Deepfakes are pretty easy to make, which can be alarming when you consider the potential for misuse. Early deepfakes were mainly used for explicit content. But what's even more worrying are the possible uses for providing fake alibis in court, blackmail, or terrorism. In a previous article, I discussed how we can better handle the threat of deepfakes through transparency, regulation, and education, helping to identify and fight against the wrongful use of this technology. In this article, I'll be explaining more about how deepfakes work technically.
Today, almost anyone can tweak videos, sounds, and pictures to make them appear as something else. No coding skills are needed to generate a deepfake. You can make one for free in less than half a minute using websites like My Heritage, D-ID, or any of the numerous free deepfake apps. Remember, always use these tools responsibly.
Does this sound too easy? Hang on, are AI and Deep Learning really that simple? Well, not exactly. There's a big difference between using a model and training one. Before we can get to a point where we have a user-friendly tool, we first need to develop a model that allows this. All deepfake tools rely on Artificial Intelligence (AI) models. These models require a lot of training data, and producing them isn't straightforward.
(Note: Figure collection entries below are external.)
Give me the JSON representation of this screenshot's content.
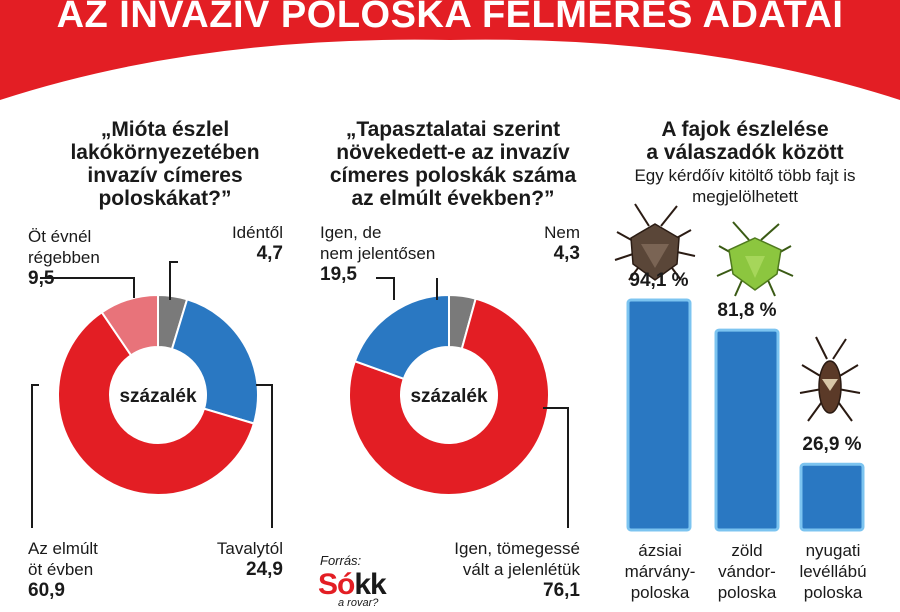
{
  "title": "AZ INVAZÍV POLOSKA FELMÉRÉS ADATAI",
  "colors": {
    "red": "#e31e24",
    "blue": "#2a78c2",
    "gray": "#7a7a7a",
    "pink": "#e8737a",
    "banner": "#e31e24"
  },
  "chart_data": [
    {
      "type": "pie",
      "question": [
        "„Mióta észlel",
        "lakókörnyezetében",
        "invazív címeres",
        "poloskákat?”"
      ],
      "center_label": "százalék",
      "slices": [
        {
          "label": [
            "Idéntől"
          ],
          "value": 4.7,
          "value_text": "4,7",
          "color": "#7a7a7a"
        },
        {
          "label": [
            "Tavalytól"
          ],
          "value": 24.9,
          "value_text": "24,9",
          "color": "#2a78c2"
        },
        {
          "label": [
            "Az elmúlt",
            "öt évben"
          ],
          "value": 60.9,
          "value_text": "60,9",
          "color": "#e31e24"
        },
        {
          "label": [
            "Öt évnél",
            "régebben"
          ],
          "value": 9.5,
          "value_text": "9,5",
          "color": "#e8737a"
        }
      ]
    },
    {
      "type": "pie",
      "question": [
        "„Tapasztalatai szerint",
        "növekedett-e az invazív",
        "címeres poloskák száma",
        "az elmúlt években?”"
      ],
      "center_label": "százalék",
      "slices": [
        {
          "label": [
            "Nem"
          ],
          "value": 4.3,
          "value_text": "4,3",
          "color": "#7a7a7a"
        },
        {
          "label": [
            "Igen, tömegessé",
            "vált a jelenlétük"
          ],
          "value": 76.1,
          "value_text": "76,1",
          "color": "#e31e24"
        },
        {
          "label": [
            "Igen, de",
            "nem jelentősen"
          ],
          "value": 19.5,
          "value_text": "19,5",
          "color": "#2a78c2"
        }
      ]
    },
    {
      "type": "bar",
      "title": [
        "A fajok észlelése",
        "a válaszadók között"
      ],
      "subtitle": [
        "Egy kérdőív kitöltő több fajt is",
        "megjelölhetett"
      ],
      "categories": [
        [
          "ázsiai",
          "márvány-",
          "poloska"
        ],
        [
          "zöld",
          "vándor-",
          "poloska"
        ],
        [
          "nyugati",
          "levéllábú",
          "poloska"
        ]
      ],
      "values": [
        94.1,
        81.8,
        26.9
      ],
      "value_labels": [
        "94,1 %",
        "81,8 %",
        "26,9 %"
      ],
      "ylim": [
        0,
        100
      ],
      "color": "#2a78c2"
    }
  ],
  "source": {
    "label": "Forrás:",
    "logo_main_red": "Só",
    "logo_main_dark": "kk",
    "logo_sub": "a rovar?"
  }
}
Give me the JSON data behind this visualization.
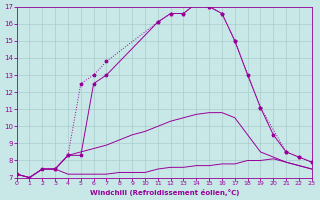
{
  "xlabel": "Windchill (Refroidissement éolien,°C)",
  "xlim": [
    0,
    23
  ],
  "ylim": [
    7,
    17
  ],
  "xticks": [
    0,
    1,
    2,
    3,
    4,
    5,
    6,
    7,
    8,
    9,
    10,
    11,
    12,
    13,
    14,
    15,
    16,
    17,
    18,
    19,
    20,
    21,
    22,
    23
  ],
  "yticks": [
    7,
    8,
    9,
    10,
    11,
    12,
    13,
    14,
    15,
    16,
    17
  ],
  "bg_color": "#c8e8e8",
  "line_color": "#990099",
  "grid_color": "#aacccc",
  "curve_dotted_marker": {
    "x": [
      3,
      4,
      5,
      6,
      7,
      11,
      12,
      13,
      14,
      15,
      16,
      17,
      19,
      21,
      22,
      23
    ],
    "y": [
      7.5,
      8.3,
      12.5,
      13.0,
      13.8,
      16.1,
      16.6,
      16.6,
      17.2,
      17.0,
      16.6,
      15.0,
      11.1,
      8.5,
      8.2,
      7.9
    ],
    "style": "dotted",
    "marker": true
  },
  "curve_solid_marker": {
    "x": [
      0,
      1,
      2,
      3,
      4,
      5,
      6,
      7,
      11,
      12,
      13,
      14,
      15,
      16,
      17,
      18,
      19,
      20,
      21,
      22,
      23
    ],
    "y": [
      7.2,
      7.0,
      7.5,
      7.5,
      8.3,
      8.3,
      12.5,
      13.0,
      16.1,
      16.6,
      16.6,
      17.2,
      17.0,
      16.6,
      15.0,
      13.0,
      11.1,
      9.5,
      8.5,
      8.2,
      7.9
    ],
    "style": "solid",
    "marker": true
  },
  "curve_mid": {
    "x": [
      0,
      1,
      2,
      3,
      4,
      5,
      6,
      7,
      8,
      9,
      10,
      11,
      12,
      13,
      14,
      15,
      16,
      17,
      18,
      19,
      20,
      21,
      22,
      23
    ],
    "y": [
      7.2,
      7.0,
      7.5,
      7.5,
      8.3,
      8.5,
      8.7,
      8.9,
      9.2,
      9.5,
      9.7,
      10.0,
      10.3,
      10.5,
      10.7,
      10.8,
      10.8,
      10.5,
      9.5,
      8.5,
      8.2,
      7.9,
      7.7,
      7.5
    ],
    "style": "solid",
    "marker": false
  },
  "curve_flat": {
    "x": [
      0,
      1,
      2,
      3,
      4,
      5,
      6,
      7,
      8,
      9,
      10,
      11,
      12,
      13,
      14,
      15,
      16,
      17,
      18,
      19,
      20,
      21,
      22,
      23
    ],
    "y": [
      7.2,
      7.0,
      7.5,
      7.5,
      7.2,
      7.2,
      7.2,
      7.2,
      7.3,
      7.3,
      7.3,
      7.5,
      7.6,
      7.6,
      7.7,
      7.7,
      7.8,
      7.8,
      8.0,
      8.0,
      8.1,
      7.9,
      7.7,
      7.5
    ],
    "style": "solid",
    "marker": false
  }
}
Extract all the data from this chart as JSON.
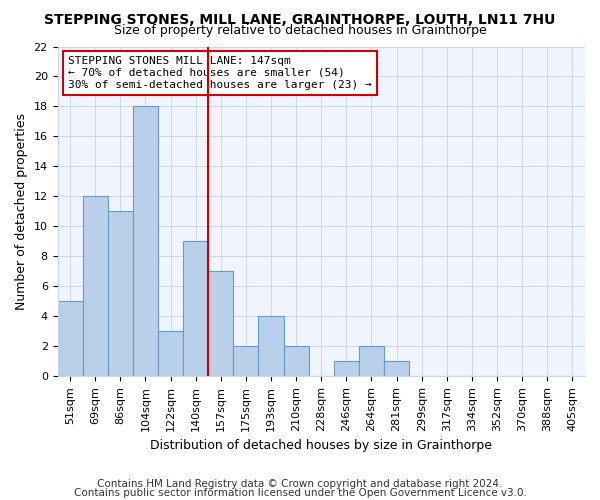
{
  "title": "STEPPING STONES, MILL LANE, GRAINTHORPE, LOUTH, LN11 7HU",
  "subtitle": "Size of property relative to detached houses in Grainthorpe",
  "xlabel": "Distribution of detached houses by size in Grainthorpe",
  "ylabel": "Number of detached properties",
  "categories": [
    "51sqm",
    "69sqm",
    "86sqm",
    "104sqm",
    "122sqm",
    "140sqm",
    "157sqm",
    "175sqm",
    "193sqm",
    "210sqm",
    "228sqm",
    "246sqm",
    "264sqm",
    "281sqm",
    "299sqm",
    "317sqm",
    "334sqm",
    "352sqm",
    "370sqm",
    "388sqm",
    "405sqm"
  ],
  "values": [
    5,
    12,
    11,
    18,
    3,
    9,
    7,
    2,
    4,
    2,
    0,
    1,
    2,
    1,
    0,
    0,
    0,
    0,
    0,
    0,
    0
  ],
  "bar_color": "#b8d0ea",
  "bar_edge_color": "#6699cc",
  "vline_x_idx": 5.5,
  "vline_color": "#cc0000",
  "annotation_text": "STEPPING STONES MILL LANE: 147sqm\n← 70% of detached houses are smaller (54)\n30% of semi-detached houses are larger (23) →",
  "annotation_box_facecolor": "#ffffff",
  "annotation_box_edgecolor": "#cc0000",
  "ylim": [
    0,
    22
  ],
  "yticks": [
    0,
    2,
    4,
    6,
    8,
    10,
    12,
    14,
    16,
    18,
    20,
    22
  ],
  "bg_color": "#ffffff",
  "plot_bg_color": "#f0f4fc",
  "title_fontsize": 10,
  "subtitle_fontsize": 9,
  "xlabel_fontsize": 9,
  "ylabel_fontsize": 9,
  "tick_fontsize": 8,
  "annot_fontsize": 8,
  "footer_fontsize": 7.5,
  "footer1": "Contains HM Land Registry data © Crown copyright and database right 2024.",
  "footer2": "Contains public sector information licensed under the Open Government Licence v3.0."
}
These models are built on something called neural networks, which imitate an architecture inspired by how our brains process information. But unlike our brains, artificial neural networks are more static and digital, whereas our brain is dynamic and analog. If you were to look inside a neural network model, you'd see it as a series of layers of mathematical functions.
The architecture behind deepfakes An academic paper by Goodfellow and others in 2014 rekindled interest in deepfakes by introducing a new deep learning architecture named Generative Adversarial Networks (GANs). In a GAN, two neural networks are set up to compete against each other (that's why it's called "adversarial"). The first network, known as a generative neural network, produces realistic images from a random starting point through a process called decoding. Let me explain more about this below. It's sort of like doing the reverse of pixelating an image.
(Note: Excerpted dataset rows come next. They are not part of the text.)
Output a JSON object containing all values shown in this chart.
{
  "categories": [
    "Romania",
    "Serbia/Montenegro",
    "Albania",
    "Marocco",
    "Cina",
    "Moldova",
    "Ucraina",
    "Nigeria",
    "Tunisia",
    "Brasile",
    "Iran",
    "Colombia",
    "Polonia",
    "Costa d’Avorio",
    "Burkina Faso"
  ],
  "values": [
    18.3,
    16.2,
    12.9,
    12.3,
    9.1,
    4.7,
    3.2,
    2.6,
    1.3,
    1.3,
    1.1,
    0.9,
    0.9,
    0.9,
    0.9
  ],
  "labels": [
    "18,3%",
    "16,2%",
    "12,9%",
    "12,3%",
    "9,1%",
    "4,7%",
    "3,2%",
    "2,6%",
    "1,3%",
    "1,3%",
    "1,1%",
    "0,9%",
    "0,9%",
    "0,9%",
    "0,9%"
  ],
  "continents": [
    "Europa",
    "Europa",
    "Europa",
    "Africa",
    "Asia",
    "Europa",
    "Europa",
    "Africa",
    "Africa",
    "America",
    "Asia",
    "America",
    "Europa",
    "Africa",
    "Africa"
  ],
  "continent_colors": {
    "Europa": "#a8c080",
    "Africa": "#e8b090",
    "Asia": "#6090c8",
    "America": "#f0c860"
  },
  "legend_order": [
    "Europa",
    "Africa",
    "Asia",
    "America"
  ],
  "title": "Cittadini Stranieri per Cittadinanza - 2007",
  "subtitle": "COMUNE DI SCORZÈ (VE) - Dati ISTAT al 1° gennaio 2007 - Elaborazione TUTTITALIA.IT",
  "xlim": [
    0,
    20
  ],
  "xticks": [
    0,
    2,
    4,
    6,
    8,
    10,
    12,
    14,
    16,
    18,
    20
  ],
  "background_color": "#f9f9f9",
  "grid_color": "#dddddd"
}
The first network, the generative network, creates a realistic image from a random seed (starting point) through a process known as decoding. It's a bit like reversing the process of pixelating an image.
To help visualize this, imagine you have a blurry image. The generative network's job is to fill in the gaps and make that image clear. This network will continually produce images based on the data it has been trained on.
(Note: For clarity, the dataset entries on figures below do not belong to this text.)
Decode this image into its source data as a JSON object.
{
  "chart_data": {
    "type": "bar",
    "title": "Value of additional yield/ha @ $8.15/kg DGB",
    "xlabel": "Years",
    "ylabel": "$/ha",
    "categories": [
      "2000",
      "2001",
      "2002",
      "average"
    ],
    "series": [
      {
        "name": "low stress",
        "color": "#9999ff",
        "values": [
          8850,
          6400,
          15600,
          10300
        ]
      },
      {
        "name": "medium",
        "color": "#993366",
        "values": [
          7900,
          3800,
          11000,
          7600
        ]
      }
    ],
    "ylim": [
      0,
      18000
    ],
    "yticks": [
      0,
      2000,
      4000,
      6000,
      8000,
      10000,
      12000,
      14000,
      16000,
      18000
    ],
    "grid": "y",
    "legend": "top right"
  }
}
The second network in a GAN is the discriminative network. This network's job is to distinguish between real and generated (fake) images. Essentially, it's the quality checker. If it can't tell the difference between a real image and a generated one, then the generative network is doing a good job.
These two networks constantly compete with each other. The generative network tries to 'trick' the discriminative network with its generated images, and the discriminative network continually learns to get better at identifying fake images. Through this cycle of generation and discrimination, the system gradually improves over time, leading to more and more convincing deepfakes.
However, while this process might sound relatively straightforward, in reality, training these networks requires significant computational power and vast amounts of data. Furthermore, the mathematical and programming knowledge required to build and train these models from scratch is quite advanced.
Now, when you use a deepfake app or website, you're not training these models yourself. Instead, you're utilizing models that have already been trained by others, which is why it can seem so simple. You provide the inputs (such as a photo or video), and the pre-trained model does the rest, generating a convincing deepfake.
While deepfakes can be fun and entertaining when used responsibly, they also pose serious ethical and legal challenges. As these technologies continue to develop, it's crucial that we as a society develop strategies to manage their potential misuse.